Friday, March 12, 2010

Lessons learned

Drupal might be a great content management system, but it is NOT very friendly... I'll go so far as to say it sucks at a few things.

Ubuntu is nice and friendly, and supports the Debian package system, which we all know and love with the "apt-get" command to allow us to add and remove programs. Unfortunately, for historic reasons and lots of momentum to overcome, the folks at the Drupal project don't really see the pressing need to support apt-get. They are more in love with their new module "drush" which does some of the things necessary to make the code updateable.

To do things right, it's going to be necessary for some small group to get apt support build into things to the point that you can just apt-get drupal6 and actually get good results. As it currently stands, the initial results are encouraging, because it now actually does work, to get the install in place.
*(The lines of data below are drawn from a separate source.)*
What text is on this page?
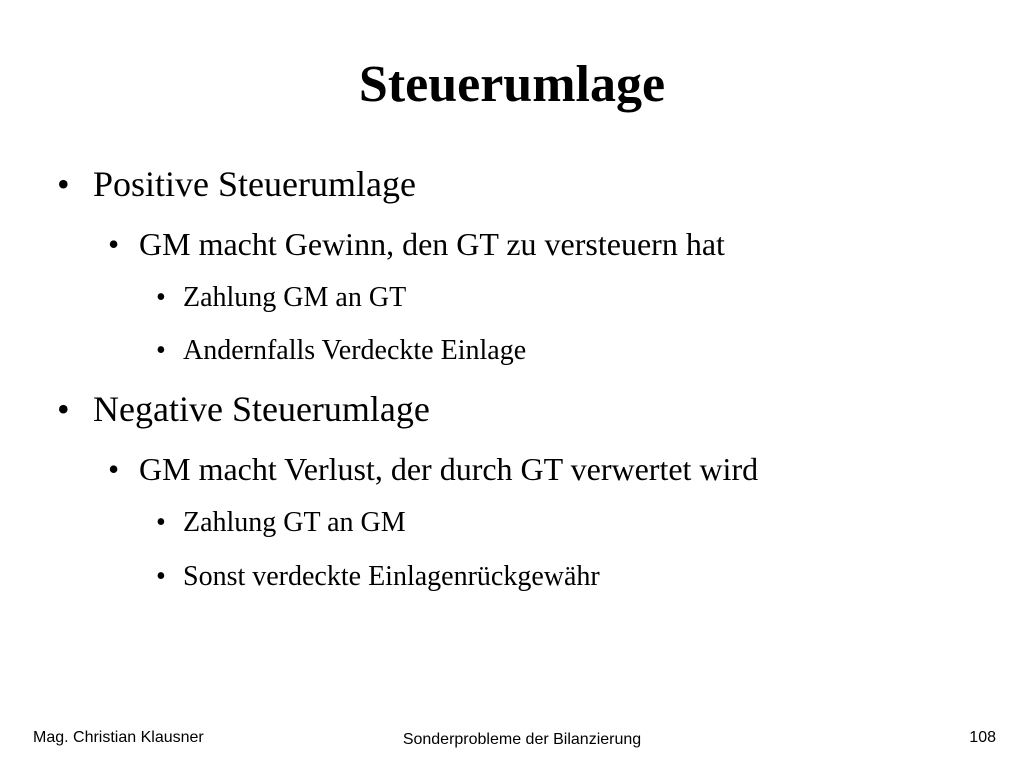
Steuerumlage
• Positive Steuerumlage
• GM macht Gewinn, den GT zu versteuern hat
• Zahlung GM an GT
• Andernfalls Verdeckte Einlage
• Negative Steuerumlage
• GM macht Verlust, der durch GT verwertet wird
• Zahlung GT an GM
• Sonst verdeckte Einlagenrückgewähr
Mag. Christian Klausner	Sonderprobleme der Bilanzierung	108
It's once you get there, you then have NO documentation as to what to do next. It doesn't ask you about what folder you want to put it into, it doesn't tell you how to proceed to setup... (hint: http://localhost/drupal6/install.php)

The worst part of it is that the version in the repository is about 5 releases old, and thus you leave yourself open to a huge set of vulnerabilities unless you then manually update things, which totally defeats the purpose of aptitude support.

So.. I'm going to try again, eventually I'll have something at http://cabsec.com, it might be a Google blog at the rate things are going, but there will be something there eventually.

If you use Drupal, you MUST be prepared to manually update it, the automation isn't there, and won't be for a while.